Setup your project and code repository#
This section offers guidance on choosing and setting up the ADO or Github environments for repository and project management.
What you will Learn#
- Setting up Project Management tools: Github, Azure DevOps (ADO)
- Setting up your code repository: Github Repo, ADO Repo
- Establishing your compute environment on Databricks
- Setting up DORA Metrics: Deployment Frequency, Lead Time for Changes, Change Failure Rate, Mean Time to Recovery.
Key Personas & Stakeholders - RACI Matrix#
| Activity | Product Owner | Business Analyst | Data Engineer | Solution Architect | Scrum Master/Project Manager |
|---|---|---|---|---|---|
| ADO/Github Kanban Board Creation | A | I | I | I | R |
| Code Repository Creation | C | I | R | A | I |
| Choice Of Tools | C | I | R | R | I |
Prerequisites#
- Completed feasibility assessment
- Approved business case
- Platform selected
- Budget approved
- Team assembled
Step by Step Process#
Below steps can happen in parallel:
-
The choice of project management and code management tool is up to each team, between Github and Azure DevOps.
AI Foundation Recommendation
We recommend Github for both project and repository management due to superior collaboration and coding features and widespread adoption.
To set up Github and your developer environment you can follow this guide for Datacore developers. For a quick guide to get started with Git, Github and VS Code see our guide here
-
The storage and compute platform for your data product is typically determined during Feasibility assessment. In AI Foundation we recommend using Databricks (Datacore), Snowflake, or AWS Datahub as your platform for storage and compute. To learn more about the different platforms visit our page.

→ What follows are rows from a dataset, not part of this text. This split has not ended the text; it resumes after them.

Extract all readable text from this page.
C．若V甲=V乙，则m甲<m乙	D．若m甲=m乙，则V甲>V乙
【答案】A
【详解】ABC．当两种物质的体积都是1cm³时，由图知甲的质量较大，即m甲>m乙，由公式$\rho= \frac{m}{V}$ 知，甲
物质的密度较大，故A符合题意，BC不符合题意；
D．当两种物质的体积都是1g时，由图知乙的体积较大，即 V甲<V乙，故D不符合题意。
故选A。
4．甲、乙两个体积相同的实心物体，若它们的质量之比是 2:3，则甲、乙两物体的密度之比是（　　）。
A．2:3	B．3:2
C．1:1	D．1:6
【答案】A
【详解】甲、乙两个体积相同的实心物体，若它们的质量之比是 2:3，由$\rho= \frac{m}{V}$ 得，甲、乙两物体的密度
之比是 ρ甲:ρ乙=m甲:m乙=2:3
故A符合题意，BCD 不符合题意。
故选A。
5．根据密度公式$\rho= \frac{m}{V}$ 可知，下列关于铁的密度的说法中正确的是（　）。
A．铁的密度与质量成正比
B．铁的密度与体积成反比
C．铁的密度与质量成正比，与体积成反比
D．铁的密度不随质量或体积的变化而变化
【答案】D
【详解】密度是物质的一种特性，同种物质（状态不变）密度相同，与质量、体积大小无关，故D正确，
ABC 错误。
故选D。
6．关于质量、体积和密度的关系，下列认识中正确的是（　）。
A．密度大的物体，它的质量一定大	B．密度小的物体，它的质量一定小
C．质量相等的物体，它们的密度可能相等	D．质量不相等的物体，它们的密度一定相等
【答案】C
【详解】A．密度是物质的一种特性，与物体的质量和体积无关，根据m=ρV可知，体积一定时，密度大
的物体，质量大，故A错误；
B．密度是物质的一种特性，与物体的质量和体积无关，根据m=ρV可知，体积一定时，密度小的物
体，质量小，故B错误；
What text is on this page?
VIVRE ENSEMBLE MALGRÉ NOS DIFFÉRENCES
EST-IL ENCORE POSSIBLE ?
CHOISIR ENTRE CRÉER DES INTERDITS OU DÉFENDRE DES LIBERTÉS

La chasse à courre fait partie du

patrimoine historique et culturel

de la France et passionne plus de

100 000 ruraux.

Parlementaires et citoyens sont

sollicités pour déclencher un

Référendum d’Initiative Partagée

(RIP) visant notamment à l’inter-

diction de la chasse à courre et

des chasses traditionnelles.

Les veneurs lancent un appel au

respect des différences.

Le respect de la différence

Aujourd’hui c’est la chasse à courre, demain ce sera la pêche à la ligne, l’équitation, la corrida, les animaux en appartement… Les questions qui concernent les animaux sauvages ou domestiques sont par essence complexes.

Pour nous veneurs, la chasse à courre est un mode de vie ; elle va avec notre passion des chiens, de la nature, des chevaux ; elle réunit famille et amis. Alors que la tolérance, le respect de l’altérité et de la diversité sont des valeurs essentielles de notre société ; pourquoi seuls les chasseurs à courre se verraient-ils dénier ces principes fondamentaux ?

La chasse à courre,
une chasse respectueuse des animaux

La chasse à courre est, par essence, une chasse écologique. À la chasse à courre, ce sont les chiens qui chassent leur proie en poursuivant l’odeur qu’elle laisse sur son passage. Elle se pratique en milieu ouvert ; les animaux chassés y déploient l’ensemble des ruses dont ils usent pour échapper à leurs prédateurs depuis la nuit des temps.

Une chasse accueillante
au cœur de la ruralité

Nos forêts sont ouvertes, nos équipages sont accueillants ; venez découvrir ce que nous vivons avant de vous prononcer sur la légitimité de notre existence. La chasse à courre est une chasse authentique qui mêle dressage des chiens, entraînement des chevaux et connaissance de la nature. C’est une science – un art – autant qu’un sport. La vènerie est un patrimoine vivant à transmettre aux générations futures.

To request an environment on Datacore, follow the Datacore environment guide here.
-
Set up your code repository for building your data product. Data Engineering Enablement uses data pipeline templates with Copier. Click here to learn how to set up your repository with Copier.. TODO: add link to pipeline template.
-
Decide on CI/CD framework. For data pipelines, we recommended using dc-release framework (click here) which is the framework used for our Data Engineering pipeline templates, but you can also consider the QMS pipeline framework for your use case.
-
DORA Metrics are valuable to measure how quickly you deploy your solution to production, and how often you encounter issues. Our pipeline template helps you establish DORA metrics. TODO: add guide for establishing pipeline using template and set up DORA metrics.
-
Your pipeline will require certain documentation, especially if your are building a GxP data product. Our pipeline template contains the documentation examples. TODO: add guide for documentation for data product creation.
-
You will also need the first draft of a Data Contract and metadata for your Data Product. If you utilize our Template you will find these artifacts ready to be edited. TODO: explain how to utilize these.
-
You then register a business application for your data product in Service-Now, if you do not have one already. This is typically done by the System Manager in your area. The form requires details of IT Solution Manager/System Manager and IT Solution Owner/IT System Owner (usually from LoB).
-
If you are building a Silver or Gold data product, you typically will have to do some Data Modelling. In AI Foundation we recommend Erwin as a tool for Data Modelling. See Enterprise Data Model Hub for instructions to install and access Erwin. Find here more on data modelling best practices.
After you complete these steps you are ready to proceed with the Requirements Specification process, where you define the technical and functional requirements for your data product.